Rachel Kohut, Anja-Sara Lahady et Souhila Baba. Photographes : Whitney Lewis-Smith et Maryam Ali.
Rachel Kohut, Anja-Sara Lahady et Souhila Baba. Photographes : Whitney Lewis-Smith et Maryam Ali.
Pourquoi le droit aurait-il besoin du féminisme? Peut-être ne vous êtes vous jamais posé la question. Pourtant, des étudiants et jeunes professionnels du droit canadiens à l'origine du mouvement Law needs feminism because... vous invitent à y réfléchir.

Anja-Sara Lahady et Souhila Baba, étudiantes respectivement à l'UdeM et à McGill, ont repris le flambeau à Montréal d’une initiative qui a vu le jour en 2016

Chez Law needs feminism, « nous essayons d'apporter une vision plus intersectionnelle du milieu juridique, nous pensons que d'autres voix devraient être entendues » explique Anja-Sara Lahady.

« Dans la profession, beaucoup de voix sont inexistantes car elles n'ont pas de plateforme, c'est pareil dans le système judiciaire. Certaines personnes sont marginalisées », ajoute Souhila Baba. Ces voix, ce sont celles des membres de groupes minoritaires, les femmes appartenant à des minorités visibles ou encore les personnes non binaires.

Le collectif entend donc faciliter le dialogue sur les questions liées au genre, à la diversité et à l'inclusion dans les facultés de droit, la profession juridique et le système judiciaire en général.

Changer le système juridique

Le Forum National à Halifax le 23 février dernier, photographe: Haley Anne MacPhee.
Le Forum National à Halifax le 23 février dernier, photographe: Haley Anne MacPhee.
L'objectif à terme? Aboutir, à force de pédagogie et de dialogue, à un « système juridique exempt de patriarcat, de sexisme, d'homophobie, d'homophobie, de racisme, d'exclusion et de dévalorisation continues des femmes et autres personnes », peut-on lire sur leur site.

Le collectif organise tous les ans, depuis 2017, un forum. Le premier a eu lieu à Montréal, le dernier en date s'est tenu le 23 février dernier à Halifax. L'événement est l'occasion de partager autour de la place des femmes dans le milieu juridique dans le cadre d'ateliers, de tables rondes et d'activités sur le féminisme et le système juridique.

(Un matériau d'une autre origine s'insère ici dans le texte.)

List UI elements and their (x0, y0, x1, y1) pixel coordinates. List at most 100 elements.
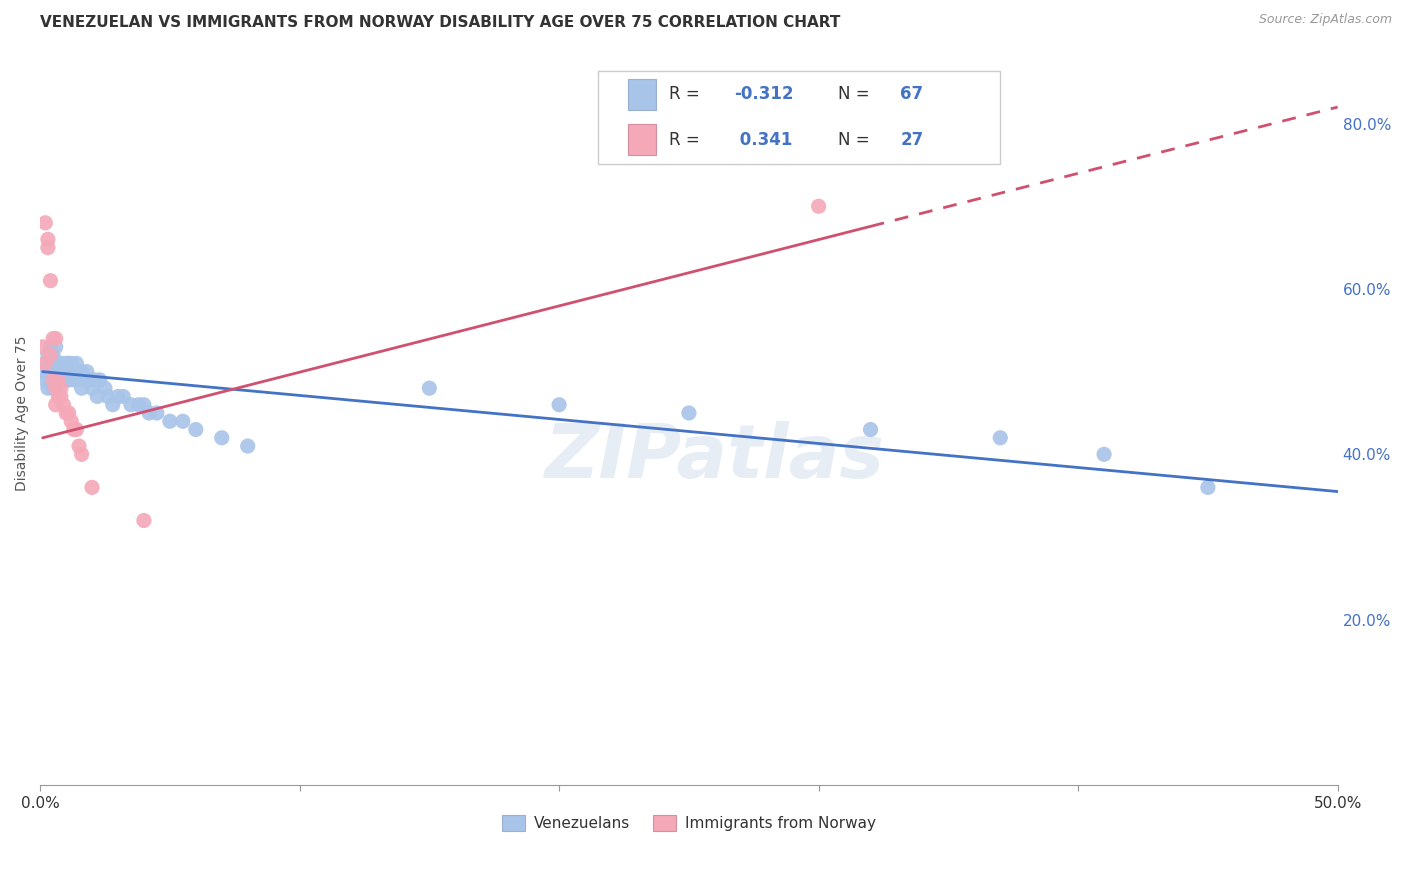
Text: 27: 27 (900, 131, 924, 149)
FancyBboxPatch shape (598, 70, 1000, 164)
Point (70, 447, 93, 461)
FancyBboxPatch shape (628, 124, 657, 155)
Point (1197, 480, 1219, 494)
Point (97, 389, 120, 403)
Point (49, 365, 72, 379)
Point (46, 356, 69, 370)
Point (101, 398, 124, 412)
Point (67, 365, 90, 379)
Point (37, 241, 59, 255)
Point (132, 514, 155, 528)
Point (859, 423, 882, 437)
Point (63, 365, 86, 379)
Point (55, 373, 77, 387)
Point (63, 373, 86, 387)
Point (42, 381, 65, 395)
Point (89, 373, 111, 387)
Point (146, 406, 169, 420)
Point (211, 431, 233, 445)
FancyBboxPatch shape (628, 78, 657, 110)
Text: 67: 67 (900, 86, 924, 103)
Point (42, 332, 65, 346)
Point (418, 381, 440, 395)
Point (70, 381, 93, 395)
Point (807, 199, 830, 213)
Point (67, 439, 90, 453)
Point (46, 373, 69, 387)
Point (132, 398, 155, 412)
Text: N =: N = (838, 131, 870, 149)
Point (184, 423, 207, 437)
Point (34, 356, 56, 370)
Point (34, 356, 56, 370)
Text: R =: R = (669, 86, 700, 103)
Point (60, 365, 83, 379)
Point (52, 373, 75, 387)
Point (65, 423, 87, 437)
Point (60, 356, 83, 370)
Point (236, 439, 259, 453)
Point (60, 414, 83, 428)
Point (45, 381, 67, 395)
Point (73, 373, 96, 387)
Text: Source: ZipAtlas.com: Source: ZipAtlas.com (1258, 13, 1392, 27)
Point (172, 414, 194, 428)
Point (120, 398, 142, 412)
Point (37, 365, 59, 379)
Point (49, 389, 72, 403)
Point (52, 365, 75, 379)
Point (39, 356, 62, 370)
Point (79, 373, 101, 387)
Point (31, 340, 53, 354)
Point (86, 389, 108, 403)
Point (138, 406, 160, 420)
Point (52, 398, 75, 412)
Point (31, 365, 53, 379)
Point (46, 365, 69, 379)
Legend: Venezuelans, Immigrants from Norway: Venezuelans, Immigrants from Norway (495, 809, 882, 837)
Point (76, 365, 98, 379)
Point (58, 373, 80, 387)
Point (159, 414, 181, 428)
Point (49, 356, 72, 370)
Point (45, 381, 67, 395)
Point (37, 381, 59, 395)
Point (80, 381, 103, 395)
Point (34, 373, 56, 387)
Point (58, 406, 80, 420)
Point (83, 373, 105, 387)
Point (42, 365, 65, 379)
Point (49, 373, 72, 387)
Point (55, 406, 77, 420)
Text: 0.341: 0.341 (734, 131, 793, 149)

Un comité travaille également sur la création d'une bourse qui serait allouée à un étudiant n'ayant pas les moyens de poursuivre des études en droit. Le collectif espère aussi publier un livre regroupant les portraits des campagnes des années passées.

#LawNeedsFeminismBecause

En 2016, ce sont Rachel Kohut et Vanita Sachdeva, toutes deux étudiantes à l'université McGill, qui avaient lancé une campagne sur les réseaux sociaux derrière le mot dièse #LawNeedsFeminismBecause. Le principe est simple : poster les portraits de 33 étudiantes et étudiants accompagnés de leur réponse à cette question.

C'est ainsi qu'on peut lire que le droit a besoin de féminisme car...

« … nous avons à travailler deux fois plus dur pour obtenir deux fois moins que les blancs de la classe moyenne ».
« … je ne suis pas trop sensible pour être avocate ».
« … 77 % d'hommes à travers le monde légifèrent sur des enjeux 100 % féminins ».
« … les femmes les plus marginalisées croupissent en prison ».

Plus de 1000 portraits

Robert Leckey, le doyen de McGill photographié en 2016 par Whitney Lewis-Smith.
Robert Leckey, le doyen de McGill photographié en 2016 par Whitney Lewis-Smith.
La campagne devient rapidement virale et s'étend à d'autres facultés de droit du pays. Elle dépasse même les frontières.

Aujourd'hui, le comité exécutif est composé de 17 membres, toutes des femmes, et l'association compte des chapitres dans 16 universités, jusqu'en Australie.

Plus d'un millier de portraits de femmes et d'hommes ont déjà été publiés.